The following R plugin script is quite simple since the majority of the coding is now nested in the gJLS2 function. Notice that for X-chromosome, the genetic sex must be provided and this is done through setting the first column of the covariate file to be the sex variable. To run PLINK R plugin function, save this coding chunk into an R script and give it a name, such as 'run_gJLS2.R'.
```{r}
Rplink <- function(PHENO,GENO,CLUSTER,COVAR){
require(gJLS2)
f1 <- function(s)
{
r <- gJLS2(GENO=s, SEX=ifelse(COVAR[,1]==0, 2, COVAR[,1]), Y=PHENO, COVAR=COVAR[,-1], Xchr=TRUE)
rr <- as.numeric(r[3:5])
c( length(rr) , rr )
}
apply( GENO , 2 , f1 )
}
```
The remaining step is done in the bash command line by calling PLINK and you can test the script with the files extracted from the file [1KG_example.zip](https://github.com/WeiAkaneDeng/Xvarhet/blob/master/1kgExample.zip).
```{bash, eval=FALSE}
R CMD Rserve --RS-port 8221 --no-save
plink --bfile ./input/chrX_5_snp \
--R run_gJLS2PLINK_Xchr.R \
--pheno ./input/Pheno.txt \
--pheno-name pheno1 \
--R-port 8221 \
--covar ./input/Pheno.txt \
--covar-name SEX,covar1,covar2,covar3 \
--out ./output/testRun
```
The PLINK only has an option to debug the script when necessary, it can be done on a subset of the data using the following:
```{bash, eval=FALSE}
plink --bfile ./input/chrX_5_snp \
--R run_gJLS2PLINK_Xchr.R \
--R-debug \
--pheno ./input/Pheno.txt \
--pheno-name pheno1 \
--R-port 8221 \
--covar ./input/Pheno.txt \
--covar-name SEX,covar1,covar2,covar3 \
--out ./output/testRun
```
This generates a "testRun.debug.R" file in which the data needed for the analysis are stored, and the user can proceed to debug in R:
```{r, eval=FALSE}
source("testRun.debug.R")
require(gJLS2)
f1 <- function(s)
{
r <- gJLS2(GENO=s, SEX=ifelse(COVAR[,1]==0, 2, COVAR[,1]), Y=PHENO, COVAR=COVAR[,-1], Xchr=TRUE)
rr <- as.numeric(r[3:5])
c( length(rr) , rr )
}
apply(GENO , 2 , f1)
```
## User (input data) scenarios
The gJSL2 analyzes each SNP at a time, it is straightforward to divide-and-conquer irrespective of your programming choice. Here I list some possible user scenarios and our recommendation on which approach to use. The reader is also encouraged to experiment to find the best approach according to their own computing specifications.

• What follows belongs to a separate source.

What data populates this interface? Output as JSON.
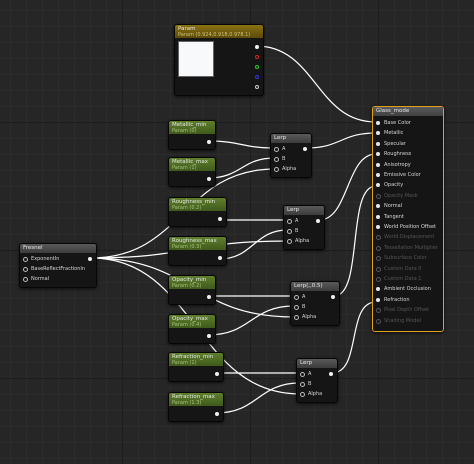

* *I have genotype and phenotype data and am interested in running the gJLS analyses from scratch using the R package.*
+ *I have a relatively small dataset with < 5,000 samples and want to investigate particular markers or gene-set analysis.* The R GUI should be sufficient for this purpose. PLINK binary data can be read with "BEDMatrix" and the .raw genotypes can be read in directly as a data.frame.
+ *I have a relatively small dataset with < 5,000 samples and want to perform a genome-wide analysis.* We recommend either the Rscript or PLINK R plugin as the analysis is straighforward and simple to break the job by chromosome or apply other filters within PLINK.
+ *I have datasets with > 5,000 samples.* The Rscript option will work nicely on binary files using "BEDMatrix", the multiple cores option can speed up the computational time, and the user specified write size makes sure that no results are lost in the process.
* *I have genotype and phenotype data, but already ran the location analysis (GWAS) using other methods (e.g. PLINK or BOLT-LMM) or plan to use published GWAS p-values. I am interested in the gS analysis and the combined gJLS analyses using existing location p-values in place of the gL.*
+ *I have genotype and phenotype data, but I am only interested in the scale analysis.*The user can run scale analysis alone using \code{scaleReg} using the preferred approach depending on sample size and computational requirements.
+ *I have no individual-level data, but I have p-values for location and scale analyses from external sources (e.g. GIANT) and am interested in the gJLS analysis.* Once the gL and gS *p*-values have been obtained, the function \code{gJLS2s} can be called in R GUI to produce the combined gJLS *p*-values without access to individual-level data.